O Mukbang é uma emissão audiovisual online na qual o apresentador consome grandes quantidades de comida enquanto interage com o público. Tornou-se popular na Coreia do Sul em 2010, e desde então virou tendência mundial. Variedades de alimentos, como pizza, mariscos, macarrão, fritos e carnes são consumidos em frente da câmara.

O Mukbang é, geralmente, gravado ou transmitido ao vivo em plataformas de streaming como o YouTube, Twitch e AfreecaTV. Os protagonistas ou apresentadores dos mukbangs são conhecidos como Broadcast Jockeys (BJ), e convém que sejam muito interativos e extrovertidos. Os mais populares tem enriquecido através dos seus canais. 

Milhares assistem o Banzz, Jeong Man-su, a comer mais de 10 pratos no seu canal no YouTube. Com apenas 30 anos, está entre os BJs mais famosos da Coreia do Sul. No Twitch tem 22 mil seguidores e cerca de dois milhões de inscritos no seu canal no YouTube. Além de ser famoso, ganha dinheiro, de acordo com a Trend Celebs Now, o valor líquido estimado dos seus rendimentos em 2020 é, até ao momento, de aproximadamente entre um a cinco milhões de dólares norte-americanos. 

Os mukbangers tem comido aproximadamente 4000 a 10000 calorias durante um programa. Tem surgido inúmeras críticas da parte da sociedade e de profissionais de saúde que dizem que estes estão a deteriorar a sua própia saúde e, ao mesmo tempo, estão a induzir o público a desenvolver hábitos alimentares pouco saudáveis. 

Numa entrevista ao Insider, o nutricionista Andy Bellatti afirmou que os youtubers que filmam vídeos regulares de mukbang provavelmente verão algum impacto na sua saúde a longo prazo. “A nossa saúde é determinada por coisas que fazemos consistentemente ao longo do tempo. Nesse sentido, um mukbang semanal ao longo de um ano certamente teria algum tipo de efeito”, afirmou Bellatti, notando que a gravidade dos resultados para a saúde dependeria das dietas dos indivíduos fora do espaço mukbang.

Possíveis impactos a longo prazo na saúde podem incluir, entre outros, o aumento da pressão arterial, o aumento dos triglicéridos e ainda o aumento do açúcar no sangue, podendo degenerar em diabetes.

China reprova

Recentemente, o Presidente da China, Xi Jinping lançou uma campanha para aumentar a segurança alimentar e reduzir o desperdício de comida no país. 

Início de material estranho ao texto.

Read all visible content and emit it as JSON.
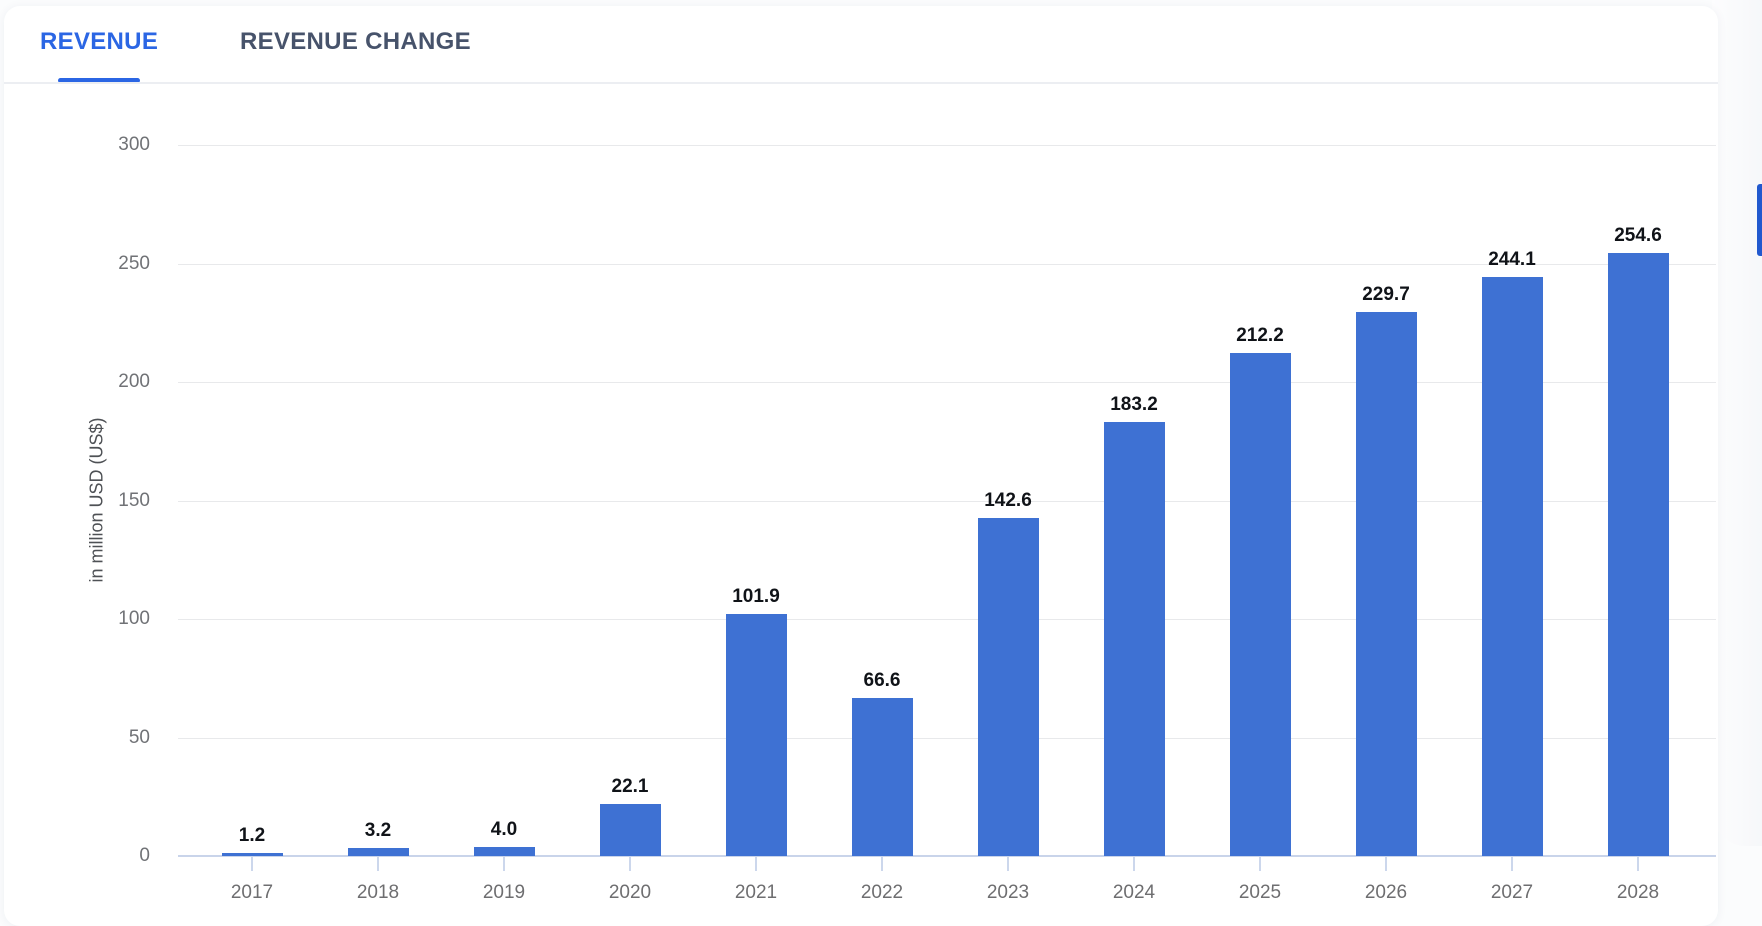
{
  "tabs": [
    {
      "label": "REVENUE",
      "active": true
    },
    {
      "label": "REVENUE CHANGE",
      "active": false
    }
  ],
  "chart_data": {
    "type": "bar",
    "title": "",
    "categories": [
      "2017",
      "2018",
      "2019",
      "2020",
      "2021",
      "2022",
      "2023",
      "2024",
      "2025",
      "2026",
      "2027",
      "2028"
    ],
    "values": [
      1.2,
      3.2,
      4.0,
      22.1,
      101.9,
      66.6,
      142.6,
      183.2,
      212.2,
      229.7,
      244.1,
      254.6
    ],
    "value_labels": [
      "1.2",
      "3.2",
      "4.0",
      "22.1",
      "101.9",
      "66.6",
      "142.6",
      "183.2",
      "212.2",
      "229.7",
      "244.1",
      "254.6"
    ],
    "xlabel": "",
    "ylabel": "in million USD (US$)",
    "yticks": [
      0,
      50,
      100,
      150,
      200,
      250,
      300
    ],
    "ylim": [
      0,
      300
    ],
    "grid": true,
    "legend": "none"
  },
  "colors": {
    "bar": "#3e71d3",
    "active_tab": "#2b66e4",
    "inactive_tab": "#47536b",
    "gridline": "#e8e9eb",
    "axis_line": "#c9d4ea",
    "value_label": "#101318",
    "tick_label": "#6e6e70",
    "scroll_thumb": "#2158ce"
  }
}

O governo da China já condenou publicamente os influenciadores que gravam vídeos a comer muita comida e publicam na Internet. A rede de notícias estatal CCTV transmitiu diversas reportagens a criticar os mukbangers e o governo pretende em breve banir esse tipo de vídeos na China. As empresas que guiam as redes sociais chinesas também ja estão a tomar medidas contra os mukbangers. Quem pesquisar os termos “comida ao vivo” ou “show de comida” receberá uma aviso. 

O futuro dos Mukbangers na China está, deste modo, incerto, mas nutros lugares como a Coreia do Sul ou os Estados Unidos da América, os vídeos e os mukbangers ganham cada vez mais fama e audiência.